All of the research - led by Dr Paul Kelley of Oxford University's Sleep and Circadian Institute - seems to point to the fact that we are, for the vast majority of our lives, being forced to operate in a sleep-deprived society. We are, Dr Kelley told the British Science Festival in Bradford, making ourselves exhausted and ill. Being forced to be at our school and work desks too early, he insists, is affecting our “physical, emotional and performance systems”.

This research demands to be, and is being, taken seriously. In a pioneering project, 100 schools are being asked to take part in an experiment to see if starting study later - Dr Kelley recommends 10am for 16-year-olds and 11am for university students - will improve academic results, and he hopes that the experiment will curtail weight gain, diabetes, schizophrenia and drug-uptake among the young people taking part.

The over-50s, though, can forget all about the alluring promise of a bit of a lie-in. As we age, Dr Kelley reports, we start to recover a more regular sleep pattern. “At around the age of 55, you finally get back to the sleep/wake times you had when you were 10,” he says. And yet, here I am, sitting at my desk feeling restless, bleary-eyed, a little dulled around the edges and entirely uncomforted by being told that I am finally at the optimum stage of life to cope with the working week.

Because what Dr Kelley's no doubt impeccable research entirely fails to take into account is another societal change outside of his remit: the huge rise in the number of people having children later in life.
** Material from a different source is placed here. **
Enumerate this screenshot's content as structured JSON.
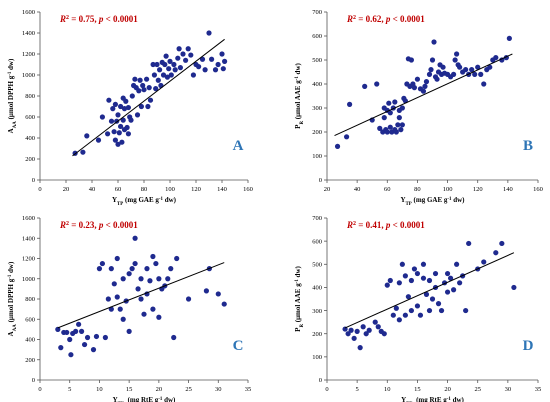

While the average age for new moms has now reached 30 (and for dads, it's closer to 33), there are plenty of people - such as myself - leaving it even later than that. And while, after a night of unbroken sleep, I might well be bounding towards my desk for a 9am start with a spring in my step, as it is I am dragging my weary, sleep-deprived bones to the Tube each morning, trying to shake off the feeling that I am trudging through quicksand after another night of wake-up calls from one small child or another.

Sleep deprivation, as Dr Kelley points out, poses a serious threat to our performance, our mood and our mental health. But are we really going to change the way we all work just to allow ourselves some extra kip? Because, let's be honest, no one in a position of any power is going to be interested enough in Dr Kelley's theories to bring about the sort of revolutionary world-changing adjustments he is encouraging them to make. Traders, apparently, need to clock in at stupid o'clock to watch this or that market opening or closing. With no international trade in circadian rhythms, it is therefore impossible to put a price on a few more hours under the duvet.

And if you doubt that not getting enough sleep can, as Dr Kelley claims, lead to frustration, anger, impulsive behaviour, weight gain, risk-taking, high blood pressure and stress, it is worth remembering that Donald Trump - by his own proud admission - sleeps just three to four hours a night.